The Scapegoat is accustomed to accepting blame for interpersonal problems, and she has been diligently conditioned to believe that if only SHE could do better, the challenges facing relationships in which she takes part would dissolve. Despite the fact that this is an unattainable state, she has only her family patterns to use as a template for her adult relationships, and she easily tolerates partners who are emotionally irresponsible and expect her to bear too many obligations or who give her the message that any difficulties are inordinately her fault.

It is not uncommon for a Scapegoat to play a similar role in the workplace as well. Just as children can detect who among them is a vulnerable target for blame and ostracism, adults do the same. The Scapegoat may find herself underpaid and overworked more than her co-workers, left out of the picture during office functions, blamed for departmental failures, and overlooked for deserved promotions and commendations. Though the quality of her work may often be far superior to her co-workers’, she is not likely to be chosen to participate in the big presentation or serve as a team leader, and her employee evaluations will reflect supervisors’ willingness to criticize her more harshly than others. She will be overlooked at best, fired at worst.

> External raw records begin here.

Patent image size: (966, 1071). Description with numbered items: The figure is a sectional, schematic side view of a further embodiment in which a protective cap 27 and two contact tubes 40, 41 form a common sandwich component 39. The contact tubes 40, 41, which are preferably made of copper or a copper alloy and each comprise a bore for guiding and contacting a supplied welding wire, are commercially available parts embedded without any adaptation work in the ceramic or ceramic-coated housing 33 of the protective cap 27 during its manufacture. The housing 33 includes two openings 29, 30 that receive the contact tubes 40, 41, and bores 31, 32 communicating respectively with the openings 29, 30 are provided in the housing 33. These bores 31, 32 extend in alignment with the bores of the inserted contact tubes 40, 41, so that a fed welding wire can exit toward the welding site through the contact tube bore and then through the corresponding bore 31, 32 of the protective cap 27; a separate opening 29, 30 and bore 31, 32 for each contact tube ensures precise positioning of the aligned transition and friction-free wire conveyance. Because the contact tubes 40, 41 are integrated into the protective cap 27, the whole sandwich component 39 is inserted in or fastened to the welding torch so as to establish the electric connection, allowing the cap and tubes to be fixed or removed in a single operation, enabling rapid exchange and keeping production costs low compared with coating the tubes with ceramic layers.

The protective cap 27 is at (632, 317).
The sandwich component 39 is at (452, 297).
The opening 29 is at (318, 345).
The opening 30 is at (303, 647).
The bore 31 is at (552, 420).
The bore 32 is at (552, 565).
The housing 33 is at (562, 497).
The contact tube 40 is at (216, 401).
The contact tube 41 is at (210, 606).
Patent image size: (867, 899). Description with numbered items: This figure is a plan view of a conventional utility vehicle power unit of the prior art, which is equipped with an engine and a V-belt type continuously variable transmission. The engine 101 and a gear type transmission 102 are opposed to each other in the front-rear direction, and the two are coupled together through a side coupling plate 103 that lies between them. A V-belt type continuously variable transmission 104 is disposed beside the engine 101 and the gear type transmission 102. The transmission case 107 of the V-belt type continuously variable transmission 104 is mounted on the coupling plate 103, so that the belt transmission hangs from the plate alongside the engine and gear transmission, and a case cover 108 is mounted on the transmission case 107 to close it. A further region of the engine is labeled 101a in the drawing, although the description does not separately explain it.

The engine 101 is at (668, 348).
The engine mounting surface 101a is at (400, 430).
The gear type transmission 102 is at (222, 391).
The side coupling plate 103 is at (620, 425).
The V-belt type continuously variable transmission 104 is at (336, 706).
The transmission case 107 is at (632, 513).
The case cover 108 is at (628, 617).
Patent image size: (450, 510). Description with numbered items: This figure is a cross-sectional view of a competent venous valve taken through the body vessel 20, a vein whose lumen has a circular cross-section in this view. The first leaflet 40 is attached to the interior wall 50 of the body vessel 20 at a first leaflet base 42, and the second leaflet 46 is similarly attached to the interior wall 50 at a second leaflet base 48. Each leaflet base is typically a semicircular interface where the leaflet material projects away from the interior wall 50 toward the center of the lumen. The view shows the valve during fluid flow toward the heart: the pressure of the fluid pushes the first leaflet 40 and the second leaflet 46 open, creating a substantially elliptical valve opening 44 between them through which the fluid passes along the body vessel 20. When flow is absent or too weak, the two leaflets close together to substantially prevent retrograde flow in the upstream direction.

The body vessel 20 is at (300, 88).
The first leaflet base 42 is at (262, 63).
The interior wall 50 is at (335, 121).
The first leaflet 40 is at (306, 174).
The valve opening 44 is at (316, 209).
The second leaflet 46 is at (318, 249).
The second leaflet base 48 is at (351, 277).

While children, some Scapegoats respond to the no-win situations they’ve been handed by developing destructive, defiant or offensive behaviour patterns. This can create serious difficulties at school and work, as well as the community overall. Scapegoats trapped in the “bad seed” role may find themselves experiencing repeated reprimands and firings from places of employment. If a Scapegoat has developed a habit of getting herself into trouble, her difficulties with work and relationships are more likely to take the form of conflicts and offences related to issues such as rebelliousness and unproductive or destructive behaviours.

Despite some variations in the way role manifests, the Scapegoat never fits in comfortably, and is largely looked down upon or rejected, no matter the vehicle or reasons given (real or imagined) for such marginalisation.

Scapegoats typically seek far more psychotherapy than any other family member. A Scapegoat is deeply accustomed to thinking that things would be fine if only she weren’t inherently defective and unworthy, and this often leads her to a therapist’s office. (By contrast, narcissists can be defined almost solely by their unwillingness to seek genuine therapy.)

The Scapegoat typically considers her failings to be the central reasons her partner has been insensitive, her boss has cheated her out of a raise, and her siblings talk down to her. She is uncomfortable at school, at work, and in social situations, because she believes she is inferior. Much of this thinking invites scenarios of self-fulfilling prophecies, making it more difficult for her to see that she can reverse the patterns of mistreatment resulting from her observable insecurities and sense of inferiority. She blames herself, as she has been taught to. This often leads her into therapy, where she may discover the real reason for her mistreatment in adulthood. After all, it is not her supposed inferiority that leads her into situations where she is denigrated, reinforcing her feelings of inadequacy, but the palpable bearing of her family’s shame and rejection. She has not been overlooked and mistreated because she truly is inferior to others. This has happened because she has believed the lie that she is lacking, and she has behaved accordingly, which makes her an all-too easy target.

Until the scapegoat is able to extricate herself from the lie that she is inherently bad, guilty and wrong, she will struggle. She will attract the wrong people, she will fail to reach her potential, and she will be her own worst enemy. The degree to which she is able to realize that she is mistreated not because she is inherently inferior, but because she is sending messages of vulnerability, is the degree to which she will determine the quality of her future.